↝ Description
I've been tasked with researching open-source state-of-the-art deepfake techniques for a few clients' projects. This has led me to create videos of non-existent people, resurrecting the dead and making Angela Merkel sing.
↝ Tools used
Various img2video, video2video & audio2audio models, ComfyUI
Due to the nature of a client's project, it couldn't be shot in a way that allowed a real person to appear in the final film. Now, how do you create a video of a person that does not exist?
To tackle this problem I was tasked with, I started out by firstly generating a portrait of a 'new' person using the tried and true StyleGAN.
I then fed this single portrait image, after trying out various other uncompelling options, into my workflow - consisting of a state of the art face swapper - along with the source video to generate a low resolution deepfake. Using a face restorer model to upscale the face again, I was able to create a quite convincing final result.

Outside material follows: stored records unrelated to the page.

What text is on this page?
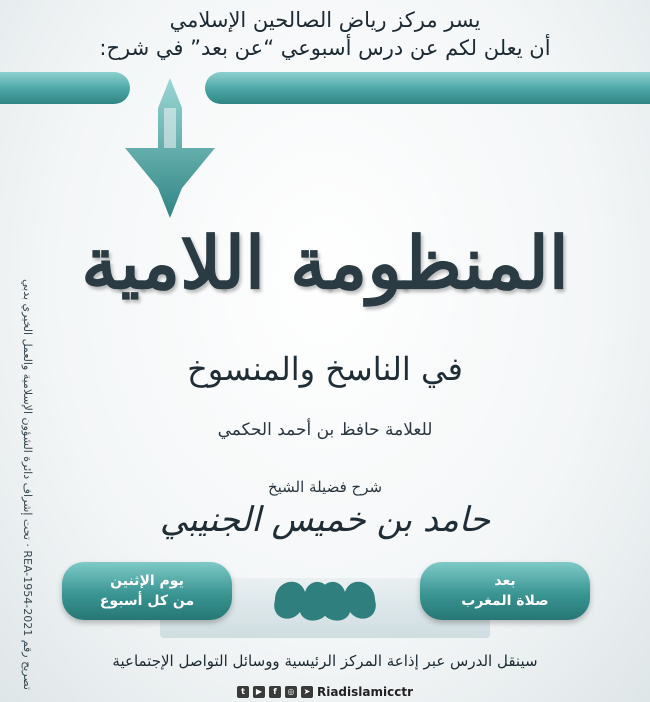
يسر مركز رياض الصالحين الإسلامي
أن يعلن لكم عن درس أسبوعي “عن بعد” في شرح:
تصريح رقم REA-1954-2021 · تحت إشراف دائرة الشؤون الإسلامية والعمل الخيري بدبي
المنظومة اللامية
في الناسخ والمنسوخ
للعلامة حافظ بن أحمد الحكمي
شرح فضيلة الشيخ
حامد بن خميس الجنيبي
يوم الإثنين
من كل أسبوع
بعد
صلاة المغرب
سينقل الدرس عبر إذاعة المركز الرئيسية ووسائل التواصل الإجتماعية
t	▶	f	◎	➤ Riadislamicctr
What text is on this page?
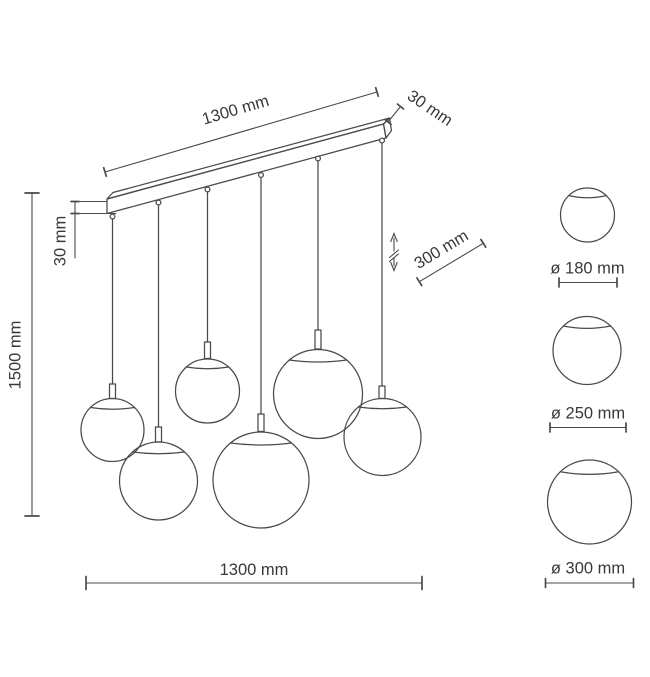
1300 mm	30 mm
30 mm
1500 mm
300 mm
1300 mm
ø 180 mm
ø 250 mm
ø 300 mm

Of course the result isn't perfect: We get a few jitters, mainly in the hair due to the face restoring; I also put it under a hard test with the dance video, and as expected it struggles with objects in front of the face which I highlighted in the slow-motion. Still, the harsh and quick lighting changes were no issue, and I as well as the client are satisfied with the result.
The videos seen here are only examples I created to show off the process to comply with the NDA.
Now we don't want to play Frankenstein, especially since creating videos for commercial use without being able to get consent is a whole can of worms. So as a disclaimer, these videos are again only examples I created to show off the process, nothing final or commercial.
The question was whether, given existing video of people talking, could we make them say something else? The footage we had available was still in black and white, which some of the models didn't cope well with - a great opportunity to also test out video colorization methods! After lots of trial and error (and a *ton* of conda and venv environments later), I was able to design a workflow that worked best for the goal in mind.
As TV hosts tend to rather sit still and not move a lot, another idea I explored was simply using a single input image, whose face was then animated given a script. Of course it isn't as convincing as using a video as input already, though we were quite impressed how well it worked given the circumstances.